Qu'écrivait exactement notre confrère, en effet, le 16 avril ? que l'incendie de Notre-Dame de Paris avait des conséquences inattendues, puisque « le roman éponyme de Victor Hugo [était] numéro un des ventes sur la plate-forme Amazon ». Au sens strict du terme, qu'est-ce que cela signifie ? Eh bien, tout simplement, tenez-vous bien, que c'est le roman de Victor Hugo qui a donné son nom à une cathédrale qui l'a précédé, dans l'histoire, de plusieurs siècles. « Étonnant, non ? » se serait empressé de ricaner le malicieux Desproges.
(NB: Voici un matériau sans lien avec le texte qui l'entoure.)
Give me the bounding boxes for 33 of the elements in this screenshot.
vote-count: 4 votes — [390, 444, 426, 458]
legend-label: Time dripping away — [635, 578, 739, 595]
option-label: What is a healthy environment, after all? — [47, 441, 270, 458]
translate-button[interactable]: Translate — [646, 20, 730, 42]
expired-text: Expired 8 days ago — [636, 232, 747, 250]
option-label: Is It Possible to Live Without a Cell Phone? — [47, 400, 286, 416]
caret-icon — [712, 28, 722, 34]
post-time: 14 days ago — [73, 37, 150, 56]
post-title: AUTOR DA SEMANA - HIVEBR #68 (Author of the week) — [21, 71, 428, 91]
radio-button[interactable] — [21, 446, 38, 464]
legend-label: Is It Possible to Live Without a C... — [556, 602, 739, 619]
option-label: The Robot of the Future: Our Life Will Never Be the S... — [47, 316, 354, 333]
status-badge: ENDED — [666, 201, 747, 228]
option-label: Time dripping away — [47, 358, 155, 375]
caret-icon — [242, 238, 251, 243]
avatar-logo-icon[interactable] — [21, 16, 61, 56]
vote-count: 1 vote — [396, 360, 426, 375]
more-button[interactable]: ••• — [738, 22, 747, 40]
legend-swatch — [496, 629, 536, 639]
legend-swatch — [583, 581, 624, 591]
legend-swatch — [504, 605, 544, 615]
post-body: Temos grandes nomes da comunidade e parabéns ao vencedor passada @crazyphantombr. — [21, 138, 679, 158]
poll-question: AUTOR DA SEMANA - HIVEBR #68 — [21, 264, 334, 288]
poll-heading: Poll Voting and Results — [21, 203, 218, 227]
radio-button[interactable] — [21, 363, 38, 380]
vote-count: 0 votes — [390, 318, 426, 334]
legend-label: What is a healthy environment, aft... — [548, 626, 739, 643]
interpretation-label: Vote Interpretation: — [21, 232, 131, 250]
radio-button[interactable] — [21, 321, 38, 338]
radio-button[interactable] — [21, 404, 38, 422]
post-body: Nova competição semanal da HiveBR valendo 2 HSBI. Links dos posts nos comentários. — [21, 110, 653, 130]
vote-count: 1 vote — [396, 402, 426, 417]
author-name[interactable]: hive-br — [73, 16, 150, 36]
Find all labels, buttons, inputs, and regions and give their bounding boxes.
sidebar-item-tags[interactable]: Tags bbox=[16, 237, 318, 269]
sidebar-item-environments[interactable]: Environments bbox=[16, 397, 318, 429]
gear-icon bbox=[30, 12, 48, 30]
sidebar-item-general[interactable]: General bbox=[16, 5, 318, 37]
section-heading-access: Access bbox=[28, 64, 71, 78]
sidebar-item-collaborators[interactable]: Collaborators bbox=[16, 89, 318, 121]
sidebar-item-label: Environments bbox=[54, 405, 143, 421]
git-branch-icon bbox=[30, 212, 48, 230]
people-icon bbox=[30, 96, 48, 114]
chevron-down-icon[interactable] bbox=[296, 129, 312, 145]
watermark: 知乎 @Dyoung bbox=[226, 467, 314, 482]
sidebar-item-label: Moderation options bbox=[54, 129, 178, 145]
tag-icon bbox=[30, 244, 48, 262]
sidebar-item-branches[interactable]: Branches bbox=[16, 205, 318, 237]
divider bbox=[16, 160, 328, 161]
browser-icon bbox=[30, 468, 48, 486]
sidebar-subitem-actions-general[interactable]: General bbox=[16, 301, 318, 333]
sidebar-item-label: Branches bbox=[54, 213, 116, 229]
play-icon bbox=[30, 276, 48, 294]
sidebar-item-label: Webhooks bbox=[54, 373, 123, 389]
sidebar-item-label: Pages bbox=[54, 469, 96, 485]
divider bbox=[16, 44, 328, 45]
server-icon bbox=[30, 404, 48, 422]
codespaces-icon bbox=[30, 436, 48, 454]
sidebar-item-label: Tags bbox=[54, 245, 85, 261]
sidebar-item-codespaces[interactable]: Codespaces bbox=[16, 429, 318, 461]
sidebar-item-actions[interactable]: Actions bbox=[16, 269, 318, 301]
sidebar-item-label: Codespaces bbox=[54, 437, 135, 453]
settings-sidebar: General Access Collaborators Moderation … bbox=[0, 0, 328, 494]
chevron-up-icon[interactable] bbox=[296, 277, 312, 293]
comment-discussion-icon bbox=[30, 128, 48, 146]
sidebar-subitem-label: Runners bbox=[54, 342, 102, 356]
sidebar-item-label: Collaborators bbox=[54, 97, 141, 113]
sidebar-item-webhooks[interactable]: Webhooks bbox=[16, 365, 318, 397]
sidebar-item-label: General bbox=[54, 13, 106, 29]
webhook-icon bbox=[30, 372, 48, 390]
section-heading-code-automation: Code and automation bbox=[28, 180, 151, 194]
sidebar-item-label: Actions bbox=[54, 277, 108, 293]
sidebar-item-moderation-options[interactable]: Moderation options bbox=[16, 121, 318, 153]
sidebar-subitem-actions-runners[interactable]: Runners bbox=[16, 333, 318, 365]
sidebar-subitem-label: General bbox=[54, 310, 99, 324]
Peut-être n'est-il pas inutile, du coup, de méditer cette mise en garde de l'Académie française : l'adjectif éponyme doit s'appliquer, étymologie oblige, à ce qui « donne son nom », et non pas à ce qui le reçoit ! Dans l'Antiquité, donc, à celui des dix archontes qui permettait de nommer l'année en cours. Aujourd'hui, et par extension de sens, au héros qui fournit son titre à l'œuvre dont il est le personnage principal. Ainsi, Knock est le héros éponyme de la célèbre comédie de Jules Romains... mais surtout pas l'inverse ! On se contentera, dans ce dernier cas, d'évoquer plus sobrement la pièce « du même nom » ou « qui porte son nom ». Mais n'est-ce pas par trop trivial aux yeux de quiconque tient la plume et brûle de faire admirer à ses lecteurs enamourés sa connaissance approfondie du lexique ? Il n'est malheureusement pas exclu que la réponse, comme souvent, soit contenue dans la question...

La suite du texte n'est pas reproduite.